Regional roading infrastructure is critical to transporting our primary products from the farm or orchard gate to processing and markets, and the logs out of the forest to the port. While these movements can be a combination of road and rail, road will always be integral and its investment dollars should not be moved wholesale to rail.

Yet the Government is deferring significant road building and improvement and focusing on things like slowing speeds to allegedly make roads safer. Earlier this month Associate Transport Minister Julie Anne Genter said speed limits on “the most dangerous roads” could drop to 80km per hour, as part of its road safety plans. This has some worrying implications for productivity and meeting market demands for goods.

Setting speed limits needs to be about more than safety. Mobility and the environment need to be balancing priorities in any decision making. And the environment is something we would expect this Government to focus on.

Slowing down heavy vehicles may in fact, increase their impact on the environment, with a rise in emissions at decreasing speeds. Without getting technical, this is to do with fuel and engine performance at various speeds, with that being different for trucks than for cars.

We want policy that solves problems.
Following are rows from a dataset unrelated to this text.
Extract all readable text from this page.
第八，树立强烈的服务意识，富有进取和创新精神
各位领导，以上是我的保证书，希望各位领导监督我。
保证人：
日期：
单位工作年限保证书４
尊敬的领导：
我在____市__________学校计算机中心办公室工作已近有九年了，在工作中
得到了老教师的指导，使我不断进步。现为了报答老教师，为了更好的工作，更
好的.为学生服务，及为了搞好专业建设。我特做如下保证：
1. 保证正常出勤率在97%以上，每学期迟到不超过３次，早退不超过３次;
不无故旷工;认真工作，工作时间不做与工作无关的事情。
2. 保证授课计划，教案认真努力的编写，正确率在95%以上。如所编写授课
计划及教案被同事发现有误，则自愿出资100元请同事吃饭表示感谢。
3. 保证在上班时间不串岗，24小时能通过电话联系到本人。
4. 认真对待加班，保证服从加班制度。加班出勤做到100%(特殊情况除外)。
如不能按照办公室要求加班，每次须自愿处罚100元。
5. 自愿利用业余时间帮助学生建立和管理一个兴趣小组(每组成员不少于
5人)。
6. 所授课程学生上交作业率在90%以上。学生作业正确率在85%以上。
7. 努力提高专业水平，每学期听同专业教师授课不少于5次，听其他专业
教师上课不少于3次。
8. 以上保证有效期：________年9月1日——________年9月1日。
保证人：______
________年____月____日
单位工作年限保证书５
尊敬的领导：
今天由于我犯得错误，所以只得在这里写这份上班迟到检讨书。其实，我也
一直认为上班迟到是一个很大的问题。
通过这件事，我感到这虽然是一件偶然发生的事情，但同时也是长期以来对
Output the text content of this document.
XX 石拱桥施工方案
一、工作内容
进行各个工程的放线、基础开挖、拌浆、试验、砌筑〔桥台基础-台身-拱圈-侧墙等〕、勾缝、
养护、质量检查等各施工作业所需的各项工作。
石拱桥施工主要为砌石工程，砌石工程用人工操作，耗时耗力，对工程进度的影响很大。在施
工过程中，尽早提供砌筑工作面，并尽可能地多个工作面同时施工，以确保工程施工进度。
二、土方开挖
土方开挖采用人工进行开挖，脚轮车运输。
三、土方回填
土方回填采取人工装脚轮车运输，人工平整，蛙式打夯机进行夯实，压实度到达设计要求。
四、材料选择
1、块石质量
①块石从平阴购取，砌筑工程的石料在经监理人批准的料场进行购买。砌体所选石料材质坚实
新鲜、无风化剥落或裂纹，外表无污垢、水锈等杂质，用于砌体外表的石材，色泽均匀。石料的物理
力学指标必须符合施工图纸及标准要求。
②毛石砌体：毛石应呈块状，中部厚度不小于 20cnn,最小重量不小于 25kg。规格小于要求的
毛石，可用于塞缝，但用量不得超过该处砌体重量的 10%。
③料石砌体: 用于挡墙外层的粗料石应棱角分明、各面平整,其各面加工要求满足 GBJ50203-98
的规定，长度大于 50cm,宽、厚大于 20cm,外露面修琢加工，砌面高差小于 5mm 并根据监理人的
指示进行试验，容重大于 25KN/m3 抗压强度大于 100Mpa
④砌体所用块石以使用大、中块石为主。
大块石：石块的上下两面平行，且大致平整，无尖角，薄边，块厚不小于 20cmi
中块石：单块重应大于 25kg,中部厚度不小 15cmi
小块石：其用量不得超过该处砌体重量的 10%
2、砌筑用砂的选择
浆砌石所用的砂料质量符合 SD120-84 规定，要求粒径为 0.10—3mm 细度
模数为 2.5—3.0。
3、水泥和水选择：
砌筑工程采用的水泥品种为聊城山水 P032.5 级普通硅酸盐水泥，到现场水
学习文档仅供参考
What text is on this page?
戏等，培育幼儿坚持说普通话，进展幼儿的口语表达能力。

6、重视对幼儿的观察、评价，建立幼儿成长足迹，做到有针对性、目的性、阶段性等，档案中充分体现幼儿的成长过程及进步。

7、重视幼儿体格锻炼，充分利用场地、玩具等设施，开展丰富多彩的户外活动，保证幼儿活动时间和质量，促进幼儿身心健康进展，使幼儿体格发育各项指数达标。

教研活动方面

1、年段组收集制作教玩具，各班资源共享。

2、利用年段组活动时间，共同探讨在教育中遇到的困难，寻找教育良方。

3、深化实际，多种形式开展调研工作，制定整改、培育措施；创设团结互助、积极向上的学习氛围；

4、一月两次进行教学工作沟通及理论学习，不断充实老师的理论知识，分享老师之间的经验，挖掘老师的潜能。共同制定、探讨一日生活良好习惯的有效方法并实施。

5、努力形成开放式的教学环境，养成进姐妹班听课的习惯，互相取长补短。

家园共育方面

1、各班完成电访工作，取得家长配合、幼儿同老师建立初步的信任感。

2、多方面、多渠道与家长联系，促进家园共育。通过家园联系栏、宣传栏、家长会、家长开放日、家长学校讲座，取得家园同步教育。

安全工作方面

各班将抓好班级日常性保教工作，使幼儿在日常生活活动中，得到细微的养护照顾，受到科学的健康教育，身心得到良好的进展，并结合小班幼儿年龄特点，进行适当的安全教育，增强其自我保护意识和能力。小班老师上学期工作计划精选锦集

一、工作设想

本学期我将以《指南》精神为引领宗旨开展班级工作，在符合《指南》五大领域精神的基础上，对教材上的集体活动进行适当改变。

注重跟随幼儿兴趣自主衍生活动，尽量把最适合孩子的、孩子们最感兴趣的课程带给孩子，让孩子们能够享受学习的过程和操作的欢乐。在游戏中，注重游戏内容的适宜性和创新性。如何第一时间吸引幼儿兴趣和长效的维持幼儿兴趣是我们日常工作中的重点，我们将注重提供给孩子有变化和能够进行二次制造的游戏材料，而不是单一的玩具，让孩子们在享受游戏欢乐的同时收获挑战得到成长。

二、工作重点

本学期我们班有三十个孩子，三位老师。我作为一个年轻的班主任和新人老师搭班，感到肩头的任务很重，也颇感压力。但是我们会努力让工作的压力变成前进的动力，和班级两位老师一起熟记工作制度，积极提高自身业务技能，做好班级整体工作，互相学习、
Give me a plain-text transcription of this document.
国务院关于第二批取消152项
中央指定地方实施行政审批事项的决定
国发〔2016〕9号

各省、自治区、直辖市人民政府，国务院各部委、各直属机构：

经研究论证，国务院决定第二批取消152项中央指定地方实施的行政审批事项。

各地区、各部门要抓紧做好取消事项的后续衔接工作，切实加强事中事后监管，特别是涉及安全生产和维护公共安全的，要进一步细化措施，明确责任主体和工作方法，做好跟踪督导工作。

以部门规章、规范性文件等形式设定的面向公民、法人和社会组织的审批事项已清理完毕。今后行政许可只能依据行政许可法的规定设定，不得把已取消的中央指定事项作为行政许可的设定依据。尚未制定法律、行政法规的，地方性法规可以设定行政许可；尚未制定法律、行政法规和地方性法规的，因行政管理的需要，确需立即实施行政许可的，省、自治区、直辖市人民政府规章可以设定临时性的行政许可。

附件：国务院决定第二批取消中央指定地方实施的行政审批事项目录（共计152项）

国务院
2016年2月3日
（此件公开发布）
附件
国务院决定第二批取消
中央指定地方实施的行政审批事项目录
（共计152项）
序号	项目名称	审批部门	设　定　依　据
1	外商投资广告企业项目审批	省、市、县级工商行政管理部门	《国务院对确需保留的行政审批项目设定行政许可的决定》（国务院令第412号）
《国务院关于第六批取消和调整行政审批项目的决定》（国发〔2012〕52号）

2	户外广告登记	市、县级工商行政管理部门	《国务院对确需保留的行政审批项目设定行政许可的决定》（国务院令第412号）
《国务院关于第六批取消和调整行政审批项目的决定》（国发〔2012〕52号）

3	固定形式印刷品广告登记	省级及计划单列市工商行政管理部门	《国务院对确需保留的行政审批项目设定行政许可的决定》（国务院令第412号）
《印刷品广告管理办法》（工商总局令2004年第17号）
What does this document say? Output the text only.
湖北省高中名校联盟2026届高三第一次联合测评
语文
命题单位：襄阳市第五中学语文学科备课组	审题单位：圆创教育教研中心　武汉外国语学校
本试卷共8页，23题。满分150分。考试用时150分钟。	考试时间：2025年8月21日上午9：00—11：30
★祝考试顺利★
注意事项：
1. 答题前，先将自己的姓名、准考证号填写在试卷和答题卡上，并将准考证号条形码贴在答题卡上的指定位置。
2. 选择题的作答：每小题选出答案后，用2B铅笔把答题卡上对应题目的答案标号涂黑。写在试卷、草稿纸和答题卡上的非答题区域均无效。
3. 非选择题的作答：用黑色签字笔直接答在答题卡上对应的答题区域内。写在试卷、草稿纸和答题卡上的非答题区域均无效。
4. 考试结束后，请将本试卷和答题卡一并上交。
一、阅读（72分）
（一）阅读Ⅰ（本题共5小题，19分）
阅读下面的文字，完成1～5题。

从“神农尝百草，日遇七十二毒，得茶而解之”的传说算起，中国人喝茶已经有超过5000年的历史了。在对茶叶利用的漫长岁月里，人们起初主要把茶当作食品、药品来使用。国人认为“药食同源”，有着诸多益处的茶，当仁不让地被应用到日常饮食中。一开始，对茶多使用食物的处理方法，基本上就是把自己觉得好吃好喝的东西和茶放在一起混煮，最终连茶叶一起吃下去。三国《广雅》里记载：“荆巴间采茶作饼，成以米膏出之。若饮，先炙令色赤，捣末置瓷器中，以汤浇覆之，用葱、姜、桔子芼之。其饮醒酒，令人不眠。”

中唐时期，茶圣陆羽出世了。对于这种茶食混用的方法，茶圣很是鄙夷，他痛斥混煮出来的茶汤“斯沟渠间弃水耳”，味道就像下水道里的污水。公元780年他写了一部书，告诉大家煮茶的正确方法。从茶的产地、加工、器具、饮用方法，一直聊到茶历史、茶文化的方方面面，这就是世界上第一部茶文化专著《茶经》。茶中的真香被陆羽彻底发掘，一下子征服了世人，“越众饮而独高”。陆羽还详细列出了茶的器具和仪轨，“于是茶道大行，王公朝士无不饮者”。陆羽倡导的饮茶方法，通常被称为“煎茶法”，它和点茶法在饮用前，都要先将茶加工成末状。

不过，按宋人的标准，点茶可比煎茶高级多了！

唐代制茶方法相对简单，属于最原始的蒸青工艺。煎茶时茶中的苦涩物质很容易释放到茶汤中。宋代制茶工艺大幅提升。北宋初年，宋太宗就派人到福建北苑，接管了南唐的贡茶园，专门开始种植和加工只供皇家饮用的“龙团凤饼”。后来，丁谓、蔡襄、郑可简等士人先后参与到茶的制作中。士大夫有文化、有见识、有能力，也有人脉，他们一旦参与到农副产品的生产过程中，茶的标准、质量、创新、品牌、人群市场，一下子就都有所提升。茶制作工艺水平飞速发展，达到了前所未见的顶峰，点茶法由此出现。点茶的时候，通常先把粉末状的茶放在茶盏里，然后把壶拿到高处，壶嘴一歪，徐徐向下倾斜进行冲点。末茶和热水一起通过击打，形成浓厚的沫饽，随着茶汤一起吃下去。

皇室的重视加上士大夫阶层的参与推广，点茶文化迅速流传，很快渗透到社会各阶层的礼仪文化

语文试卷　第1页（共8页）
To do that, all factors need to be considered. At the moment it feels like the road safety focus is on the trimmings of median and side barriers, rumble strips and shoulder widening. A $1.4 billion spend over three years sounds like a lot for that. This policy was announced six months ago and despite the fact we are almost 20 percent through the period, we know precious little about the critical roads where it is to be spent. It sounds like another announcement without any detail or policy behind it.

If it is at the expense of quality road surfaces, and road building projects that could reduce travel times and congestion, as well as making roads safe, then we question that.

And if slowing down the traffic is because there isn’t money to spend on making the road surface safe and to avoid road building projects that could reduce travel times and congestion, then we question that as well. Under the Land Transport Rule: Setting of Speed Limits 2017, the Road Transport Forum, among others, is to be consulted on proposed speed limits and I look forward to that consultation.

Ms Genter refers to the “most dangerous roads” being the target for speed reductions. We need to know what determines “most dangerous”. If it is roads without median barriers, then that’s most of the South Island. If it’s hundreds or thousands of kilometres, then that will severely impact the productivity of New Zealand and our ability to export goods at prices markets will pay.

Each additional cost to transporting goods costs every New Zealander.